You had to make up a story about it being Jesus' angel friends. I can understand why you would say angels, but you forget about the part which says so that they can live according to the BODY in REGARDS TO THE FLESH.

1 Peter 4:6 For the gospel has for this purpose been preached even to those who are dead, that though they are judged in the flesh as men, they may live in the spirit according to the will of God.

Angels are not judged in the flesh as men.
You still have not answered my question. Tell me how does Jesus fill the whole world if he does not go to prison/Hell and preach to those PEOPLE who have died long ago?
 

God's Truth

New member
There are no spirits of PEOPLE conscious after death! People hear the preaching while they are alive!

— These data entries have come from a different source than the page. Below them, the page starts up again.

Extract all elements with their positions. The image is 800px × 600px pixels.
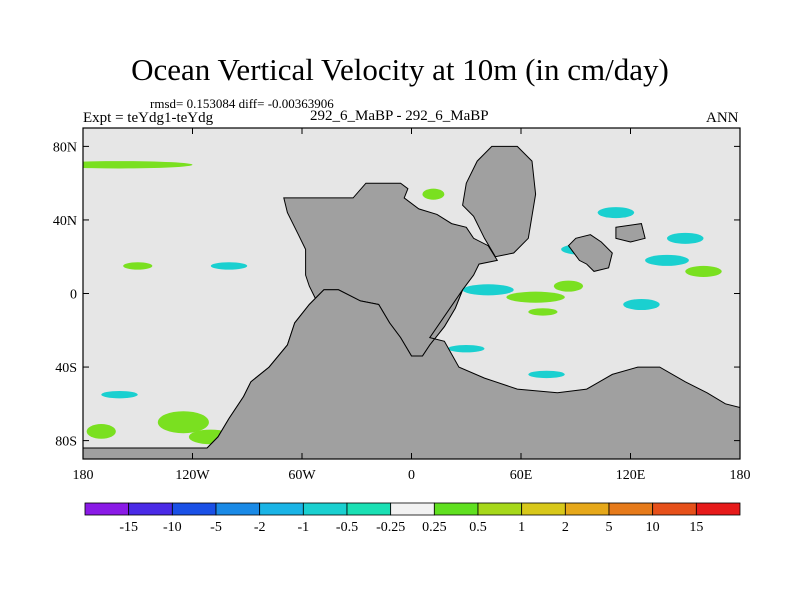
anomaly-patch-4 (123, 262, 153, 270)
colorbar-label: 10 (646, 520, 660, 535)
land-masses (83, 145, 740, 459)
colorbar-label: 0.25 (422, 520, 447, 535)
x-tick-label: 120E (616, 468, 646, 483)
x-tick-label: 180 (730, 468, 751, 483)
y-axis: 80N 40N 0 40S 80S (53, 140, 740, 450)
anomaly-patch-5 (210, 262, 248, 270)
colorbar-swatch (84, 502, 130, 516)
colorbar-swatch (564, 502, 610, 516)
y-tick-label: 80S (55, 435, 77, 450)
experiment-label: Expt = teYdg1-teYdg (83, 110, 214, 126)
anomaly-patch-18 (528, 308, 558, 316)
colorbar-swatch (695, 502, 741, 516)
y-tick-label: 80N (53, 140, 77, 155)
anomaly-patch-8 (422, 188, 445, 200)
colorbar-label: -1 (297, 520, 309, 535)
x-axis: 180 120W 60W 0 60E 120E 180 (73, 128, 751, 483)
chart-title: Ocean Vertical Velocity at 10m (in cm/da… (131, 52, 669, 87)
colorbar-swatch (171, 502, 217, 516)
colorbar-swatch (259, 502, 304, 516)
x-tick-label: 180 (73, 468, 94, 483)
colorbar-label: 15 (689, 520, 703, 535)
season-label: ANN (706, 110, 739, 126)
anomaly-patch-3 (86, 424, 116, 439)
colorbar-swatch (215, 502, 261, 516)
anomaly-patch-17 (553, 280, 584, 292)
x-tick-label: 120W (175, 468, 210, 483)
anomaly-patch-19 (528, 370, 565, 379)
land-africa-asia (83, 289, 740, 459)
y-tick-label: 40S (55, 361, 77, 376)
colorbar-swatch (477, 502, 523, 516)
colorbar-label: -0.5 (336, 520, 358, 535)
colorbar-label: 0.5 (469, 520, 487, 535)
colorbar: -15 -10 -5 -2 -1 -0.5 -0.25 0.25 0.5 1 2 5 10 15 (84, 502, 741, 535)
colorbar-swatch (608, 502, 654, 516)
colorbar-label: 1 (518, 520, 525, 535)
anomaly-patch-16 (667, 232, 704, 244)
colorbar-swatch (346, 502, 392, 516)
colorbar-label: -15 (119, 520, 138, 535)
land-greenland (462, 145, 537, 258)
colorbar-label: -5 (210, 520, 222, 535)
colorbar-label: -10 (163, 520, 182, 535)
anomaly-patch-1 (157, 411, 209, 434)
land-indian-block (567, 234, 613, 272)
x-tick-label: 0 (408, 468, 415, 483)
colorbar-label: 5 (606, 520, 613, 535)
colorbar-swatch (390, 502, 435, 516)
anomaly-patch-15 (685, 265, 722, 277)
stats-line: rmsd= 0.153084 diff= -0.00363906 (150, 96, 334, 111)
anomaly-patch-10 (506, 291, 565, 303)
colorbar-label: -0.25 (376, 520, 405, 535)
colorbar-swatch (652, 502, 697, 516)
y-tick-label: 40N (53, 214, 77, 229)
chart-subtitle: 292_6_MaBP - 292_6_MaBP (310, 108, 489, 124)
anomaly-patch-13 (623, 299, 660, 311)
colorbar-swatch (433, 502, 479, 516)
y-tick-label: 0 (70, 288, 77, 303)
colorbar-label: -2 (254, 520, 266, 535)
colorbar-swatch (521, 502, 566, 516)
x-tick-label: 60E (510, 468, 533, 483)
anomaly-patch-23 (448, 344, 485, 353)
anomaly-patch-6 (101, 390, 138, 399)
anomaly-patch-12 (597, 207, 635, 219)
colorbar-swatch (128, 502, 173, 516)
anomaly-patch-14 (645, 254, 689, 266)
anomaly-patch-0 (83, 161, 193, 169)
x-tick-label: 60W (288, 468, 316, 483)
colorbar-label: 2 (562, 520, 569, 535)
colorbar-swatch (302, 502, 348, 516)
anomaly-patch-9 (462, 284, 514, 296)
land-east-island (615, 223, 646, 243)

"For the living know they will die; but THE DEAD DO NOT KNOW ANYTHING....Whatever your hand finds to do, do it with all your might; for THERE IS NO ACTIVITY OR PLANNING OR KNOWLEDGE OR WISDOM IN SHEOL WHERE YOU ARE GOING." (Ecclesiastes 9:5,10, NASB)

Again, the Old Testament is about earthy men, and the New Testament is about spiritual man.

If you do not recognize the scriptures I am telling you about just ask for the book and numbers.